Pour ces derniers, il ne s’agissait pas seulement d’assouvir la curiosité en regardant la peau et l’accoutrement étranges des missionnaires. Ils cherchaient à connaître les motifs profonds de leur visite dans leur pays. Pour qui veut obtenir d’autrui un secret ou un renseignement, petits soient-ils, les règles du bon protocole d’accueil s’imposent. Aussi, la Cour s’empressa-t-elle de convier les Pères Blancs chez le roi: leurs tentes n’étaient pas plantées que déjà le Mwami leur fait dire qu’il voulait les voir au plus tôt. Par deux fois de suite, l’invitation de la Cour fut répétée pour enfin obtenir satisfaction à quatre heures de l’après-midi. Mgr Hirth, chef de la caravane, nous a laissé un tableau de la Cour de Nyanza ainsi qu’un compte rendu de l’entrevue avec le MWami:

« Il n’y a qu’une case sur cette vaste cour; à l’intérieur, et contre l’angle même de la porte d’entrée se trouve accroupie Sa Majesté le Kigeri, qui porte nom Iyuhi; du dehors personne ne peut le voir, son rang l’exige ainsi. Tout autour du roi se pressent les hauts personnages. (…) Nous nous plaçons en face du Kigeri qui fait bonne contenance,
mais dont cependant on ne voit guère les traits de la figure. On voit mieux tout le reste de son corps qu’il prend moins soin de cacher. A titre de roi il tient absolument à garder le costume national qui est des plus primitifs.
(…) Pendant toute la séance, heure environ, Il a été assez aimable pour nous. J’oubliais d’ajouter que le roi promit son concours pour notre fondation.

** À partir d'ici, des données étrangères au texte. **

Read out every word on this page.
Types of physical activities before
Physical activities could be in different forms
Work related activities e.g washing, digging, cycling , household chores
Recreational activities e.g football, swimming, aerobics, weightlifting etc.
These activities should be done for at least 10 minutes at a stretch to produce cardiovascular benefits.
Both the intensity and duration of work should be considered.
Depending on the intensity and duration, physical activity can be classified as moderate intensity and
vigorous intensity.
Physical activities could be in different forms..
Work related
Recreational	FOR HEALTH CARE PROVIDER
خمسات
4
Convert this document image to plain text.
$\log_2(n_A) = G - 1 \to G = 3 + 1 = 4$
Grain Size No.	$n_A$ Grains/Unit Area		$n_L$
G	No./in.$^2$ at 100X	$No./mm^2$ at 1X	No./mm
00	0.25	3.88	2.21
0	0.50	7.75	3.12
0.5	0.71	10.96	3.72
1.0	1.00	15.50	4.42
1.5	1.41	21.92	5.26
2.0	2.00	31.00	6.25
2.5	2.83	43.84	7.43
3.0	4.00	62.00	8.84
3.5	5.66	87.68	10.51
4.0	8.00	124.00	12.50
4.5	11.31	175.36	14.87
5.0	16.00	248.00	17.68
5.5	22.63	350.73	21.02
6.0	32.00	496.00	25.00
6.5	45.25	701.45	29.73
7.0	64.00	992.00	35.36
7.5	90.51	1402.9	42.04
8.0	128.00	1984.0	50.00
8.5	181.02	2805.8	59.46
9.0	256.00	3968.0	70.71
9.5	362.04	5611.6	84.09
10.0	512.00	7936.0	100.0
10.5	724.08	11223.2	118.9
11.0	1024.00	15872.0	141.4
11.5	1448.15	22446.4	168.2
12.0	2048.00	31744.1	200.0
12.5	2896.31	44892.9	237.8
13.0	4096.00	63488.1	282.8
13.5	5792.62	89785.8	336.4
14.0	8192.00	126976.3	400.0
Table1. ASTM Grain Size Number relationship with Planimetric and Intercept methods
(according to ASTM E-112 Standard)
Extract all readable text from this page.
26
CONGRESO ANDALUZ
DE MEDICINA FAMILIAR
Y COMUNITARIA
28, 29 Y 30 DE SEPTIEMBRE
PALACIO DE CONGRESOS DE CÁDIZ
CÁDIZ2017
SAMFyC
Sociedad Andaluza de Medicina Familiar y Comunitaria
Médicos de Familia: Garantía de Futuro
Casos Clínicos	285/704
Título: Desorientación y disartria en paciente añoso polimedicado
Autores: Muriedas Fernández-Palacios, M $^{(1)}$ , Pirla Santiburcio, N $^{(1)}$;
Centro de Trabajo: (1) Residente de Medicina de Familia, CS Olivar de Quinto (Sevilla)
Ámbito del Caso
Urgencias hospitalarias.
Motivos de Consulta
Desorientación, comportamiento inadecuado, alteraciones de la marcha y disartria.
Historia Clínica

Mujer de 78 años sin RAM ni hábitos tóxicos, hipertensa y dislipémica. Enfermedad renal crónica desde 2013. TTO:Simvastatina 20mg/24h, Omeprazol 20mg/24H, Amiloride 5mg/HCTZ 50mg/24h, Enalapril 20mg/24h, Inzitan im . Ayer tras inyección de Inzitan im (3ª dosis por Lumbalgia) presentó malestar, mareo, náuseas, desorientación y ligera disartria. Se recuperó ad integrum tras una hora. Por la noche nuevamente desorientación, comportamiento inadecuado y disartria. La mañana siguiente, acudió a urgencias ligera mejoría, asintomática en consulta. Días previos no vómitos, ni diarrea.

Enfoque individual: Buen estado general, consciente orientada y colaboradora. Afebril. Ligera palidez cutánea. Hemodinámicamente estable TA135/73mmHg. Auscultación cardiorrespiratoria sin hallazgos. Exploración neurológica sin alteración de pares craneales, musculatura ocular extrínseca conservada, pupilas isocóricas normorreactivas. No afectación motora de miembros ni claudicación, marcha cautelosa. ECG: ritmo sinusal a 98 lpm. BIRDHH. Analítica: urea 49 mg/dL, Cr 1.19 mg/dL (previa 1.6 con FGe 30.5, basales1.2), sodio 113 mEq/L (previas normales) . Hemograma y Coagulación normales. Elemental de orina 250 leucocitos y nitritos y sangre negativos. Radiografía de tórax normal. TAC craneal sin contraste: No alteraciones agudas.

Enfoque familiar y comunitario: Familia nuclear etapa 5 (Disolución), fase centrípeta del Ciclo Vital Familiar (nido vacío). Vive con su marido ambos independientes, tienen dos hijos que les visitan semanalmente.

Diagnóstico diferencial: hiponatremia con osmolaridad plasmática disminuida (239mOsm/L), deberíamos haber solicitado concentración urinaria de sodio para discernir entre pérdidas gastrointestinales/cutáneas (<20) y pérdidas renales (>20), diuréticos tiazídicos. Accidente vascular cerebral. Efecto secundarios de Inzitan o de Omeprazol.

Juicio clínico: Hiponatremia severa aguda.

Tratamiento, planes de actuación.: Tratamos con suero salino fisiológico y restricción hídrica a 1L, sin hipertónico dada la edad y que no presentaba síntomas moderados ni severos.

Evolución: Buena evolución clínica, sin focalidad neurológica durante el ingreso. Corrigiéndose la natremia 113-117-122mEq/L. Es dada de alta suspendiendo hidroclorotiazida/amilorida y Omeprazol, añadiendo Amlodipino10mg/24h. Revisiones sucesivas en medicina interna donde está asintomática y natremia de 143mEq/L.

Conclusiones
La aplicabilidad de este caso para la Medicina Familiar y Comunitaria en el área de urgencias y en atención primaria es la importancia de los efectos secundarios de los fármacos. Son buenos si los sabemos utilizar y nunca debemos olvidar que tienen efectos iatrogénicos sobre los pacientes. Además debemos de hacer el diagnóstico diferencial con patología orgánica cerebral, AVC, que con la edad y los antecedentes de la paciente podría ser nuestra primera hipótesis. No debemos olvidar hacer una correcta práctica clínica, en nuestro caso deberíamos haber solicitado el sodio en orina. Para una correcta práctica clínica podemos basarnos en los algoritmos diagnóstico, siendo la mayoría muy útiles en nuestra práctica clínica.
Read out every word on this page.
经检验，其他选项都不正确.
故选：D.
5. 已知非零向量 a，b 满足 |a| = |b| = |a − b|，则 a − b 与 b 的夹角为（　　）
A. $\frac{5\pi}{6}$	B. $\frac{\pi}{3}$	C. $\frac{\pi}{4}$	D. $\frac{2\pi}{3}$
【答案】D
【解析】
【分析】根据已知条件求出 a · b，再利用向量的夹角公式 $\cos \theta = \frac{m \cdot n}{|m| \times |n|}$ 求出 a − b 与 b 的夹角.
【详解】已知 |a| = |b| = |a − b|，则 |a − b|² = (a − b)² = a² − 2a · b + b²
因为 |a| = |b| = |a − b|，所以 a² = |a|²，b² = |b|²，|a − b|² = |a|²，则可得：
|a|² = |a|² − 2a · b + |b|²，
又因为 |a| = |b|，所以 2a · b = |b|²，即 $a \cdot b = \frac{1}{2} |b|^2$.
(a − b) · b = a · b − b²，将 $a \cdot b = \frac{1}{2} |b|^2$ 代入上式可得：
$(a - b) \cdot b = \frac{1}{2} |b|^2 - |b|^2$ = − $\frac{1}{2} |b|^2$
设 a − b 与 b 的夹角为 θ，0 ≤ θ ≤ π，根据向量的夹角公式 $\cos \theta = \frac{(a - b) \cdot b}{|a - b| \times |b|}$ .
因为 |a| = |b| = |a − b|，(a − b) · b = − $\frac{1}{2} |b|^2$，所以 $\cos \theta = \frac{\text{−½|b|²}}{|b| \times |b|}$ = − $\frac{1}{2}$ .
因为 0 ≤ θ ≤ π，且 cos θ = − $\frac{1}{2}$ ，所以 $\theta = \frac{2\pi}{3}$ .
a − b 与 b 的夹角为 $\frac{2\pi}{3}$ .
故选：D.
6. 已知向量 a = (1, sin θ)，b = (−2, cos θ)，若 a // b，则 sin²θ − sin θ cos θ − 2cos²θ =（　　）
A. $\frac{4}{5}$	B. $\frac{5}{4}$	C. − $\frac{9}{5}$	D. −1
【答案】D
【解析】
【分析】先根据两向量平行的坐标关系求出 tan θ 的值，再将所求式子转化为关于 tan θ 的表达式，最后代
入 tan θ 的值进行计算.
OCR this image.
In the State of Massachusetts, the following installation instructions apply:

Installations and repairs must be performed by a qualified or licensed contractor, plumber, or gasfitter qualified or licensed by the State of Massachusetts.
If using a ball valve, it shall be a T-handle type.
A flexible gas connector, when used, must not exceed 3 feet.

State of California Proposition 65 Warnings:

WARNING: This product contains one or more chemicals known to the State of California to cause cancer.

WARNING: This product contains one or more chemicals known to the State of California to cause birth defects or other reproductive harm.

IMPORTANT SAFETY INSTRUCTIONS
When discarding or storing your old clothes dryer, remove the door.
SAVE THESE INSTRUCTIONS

Enfin tout allait pour le mieux et nous levâmes la séance en remerciant du fond du coeur la puissante Mère pour la bonne journée. »

Cet exposé du prélat nous donne sans équivoque l’attitude favorable de la Cour à l’endroit des Pères Blancs. Il nous laisse comprendre que ceux-ci sont sortis du palais, les coeurs pleins de joie: la réception dépassait les espérances de l’évêque et des gens qui l’accompagnaient. Ils se figuraient difficilement comment le monarque du Rwanda et ses sujets, reconnus hostiles sinon circonspects, pouvaient leur réserver un accueil si amical. Leur étonnement se doubla lorsqu’à peine entrés sous leur tente, arriva un cadeau de 35 chèvres avec des paquets de bananes douces, des patates, du bois, etc.

Pendant tout le séjour des Pères Blancs à Nyanza, du 2 au 4 février 1900, les gestes d’hospitalité de la part de la Cour furent respectée. Le 3 février 1900, le MWami lui-même se déplaça de chez lui pour rendre visite à ses hôtes auxquels il offrit encore une belle vache à lait avec son veau. En échange, les missionnaires exhibèrent leurs cadeaux: miroir à cadre d’or, couteaux, ciseaux, rasoirs, boite à perles, paquets d’étoffes.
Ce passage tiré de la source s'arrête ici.